You can’t talk about generative AI software like ChatGPT without thinking of Nvidia, which is one of the big winners of the early days of the genAI revolution. But Nvidia is best known so far for providing the chips that companies like OpenAI need to process all of their complex generative AI functions.
Fast-forward to early October 2024, and Nvidia stunned the AI world by announcing NVLM 1.0, a family of large multimodal language models that can perform at least as well as ChatGPT’s GPT-4o model.
Before you get too excited about Nvidia’s potential consumer-facing NVLM product, you should know the company is choosing a different avenue to show its genAI strength.
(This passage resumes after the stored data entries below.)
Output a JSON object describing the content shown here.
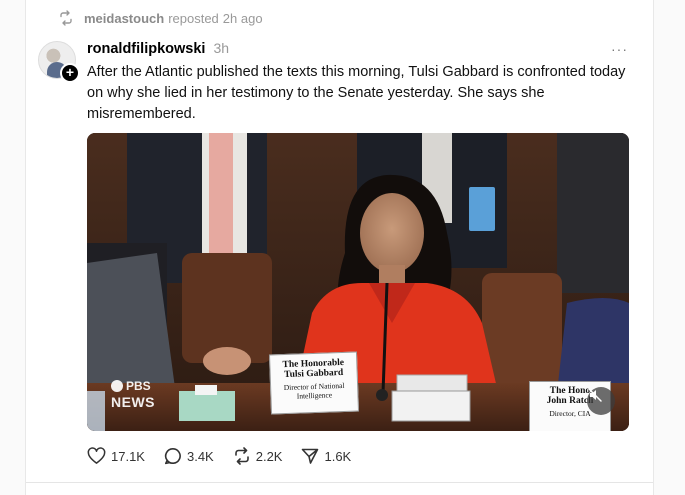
{
  "repost": {
    "user": "meidastouch",
    "text": "reposted",
    "time": "2h ago"
  },
  "post": {
    "author": "ronaldfilipkowski",
    "time": "3h",
    "text": "After the Atlantic published the texts this morning, Tulsi Gabbard is confronted today on why she lied in her testimony to the Senate yesterday. She says she misremembered.",
    "more_label": "···"
  },
  "video": {
    "placard_main": {
      "line1": "The Honorable",
      "line2": "Tulsi Gabbard",
      "line3": "Director of National Intelligence"
    },
    "placard_side": {
      "line1": "The Hono",
      "line2": "John Ratcli",
      "line3": "Director, CIA"
    },
    "watermark_top": "PBS",
    "watermark_bottom": "NEWS",
    "muted": true
  },
  "actions": {
    "likes": "17.1K",
    "replies": "3.4K",
    "reposts": "2.2K",
    "shares": "1.6K"
  },
  "icons": {
    "repost": "repost-icon",
    "like": "heart-icon",
    "reply": "comment-icon",
    "repost_action": "repost-icon",
    "share": "send-icon",
    "mute": "speaker-muted-icon",
    "follow": "plus-icon"
  },
  "colors": {
    "muted_text": "#999999",
    "suit_red": "#e0341c",
    "background": "#ffffff"
  }
}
Rather than releasing a direct rival to ChatGPT, Claude, and Gemini, it’s making the model weights publicly available so others can use NVLM to develop their own AI apps and systems.
Nvidia released a paper to announce NVLM 1.0 and reveal it’s going to open-source the weights and training code:
We introduce NVLM 1.0, a family of frontier-class multimodal large language models (LLMs) that achieve state-of-the-art results on vision-language tasks, rivaling the leading proprietary models (e.g., GPT-4o) and open-access models (e.g., Llama 3-V 405B and InternVL 2). Remarkably, after multimodal training, NVLM 1.0 shows improved accuracy on text-only tasks over its LLM backbone. We are open-sourcing the model weights and training code in Megatron-Core for the community.
The 72 billion parameter NVLM-D-72B is Nvidia’s flagship LLM. The company says it “achieves performance on par with leading models across both vision-language and text-only tasks.”
The paper shows various chat examples that involve multimodal input. The humans in the chats use text and images in their prompts. The examples show that the AI is very good at identifying people, animals, and objects in these images and providing answers related to them.
In the example above, the user asks NVLM to explain a meme, and the AI does it exceptionally well. Here’s Nvidia’s explanation for the AI’s abilities:
Our NVLM-D-1.0-72B demonstrates versatile capabilities in various multimodal tasks by jointly utilizing OCR, reasoning, localization, common sense, world knowledge, and coding ability. For instance, our model can understand the humor behind the “abstract vs. paper” meme in example (a) by performing OCR to recognize the text labels for each image and using reasoning to grasp why juxtaposing “the abstract” — labeled with a fierce-looking lynx — and “the paper” — labeled with a domestic cat — is humorous.
NVLM can also solve complex math problems, something we’ve seen with other genAI products, including OpenAI’s ChatGPT.
Also, Nvidia says NVLM-D-72B can improve performance on text-only tasks after multimodal training.
The benchmarks Nvidia offered indicate that NVLM can more than hold its own against GPT-4o, Claude 3.5 Sonnet, and Gemini 1.5 Pro. Nvidia’s now-open genAI language model can actually outpefrom the proprietary AI products from OpenAI, Anthrophic, and Google in certain tasks. The table below also shows that NVLM-D-72B is on par with open-access Llama AI platforms from Meta.
As VentureBeat points out, Nvidia’s surprise reveal has stunned some AI researchers.
It’s not just the performance of NVLM, but Nvidia’s decision to make it available as an open-source project. The likes of OpenAI, Claude, and Google aren’t expected to do that anytime soon. Nvidia’s approach could benefit AI researchers and smaller firms, as they’d get access to a seemingly powerful multimodal LLM without having to pay for it.
Regular ChatGPT users like you and I will have to wait and see what comes out of Nvidia’s announcement. That is, we’ll have to wait for commercial products that utilize NVLM. The sooner that happens, the better for the industry, as it might impact the various business decisions of OpenAI, Anthropic, Google, and others.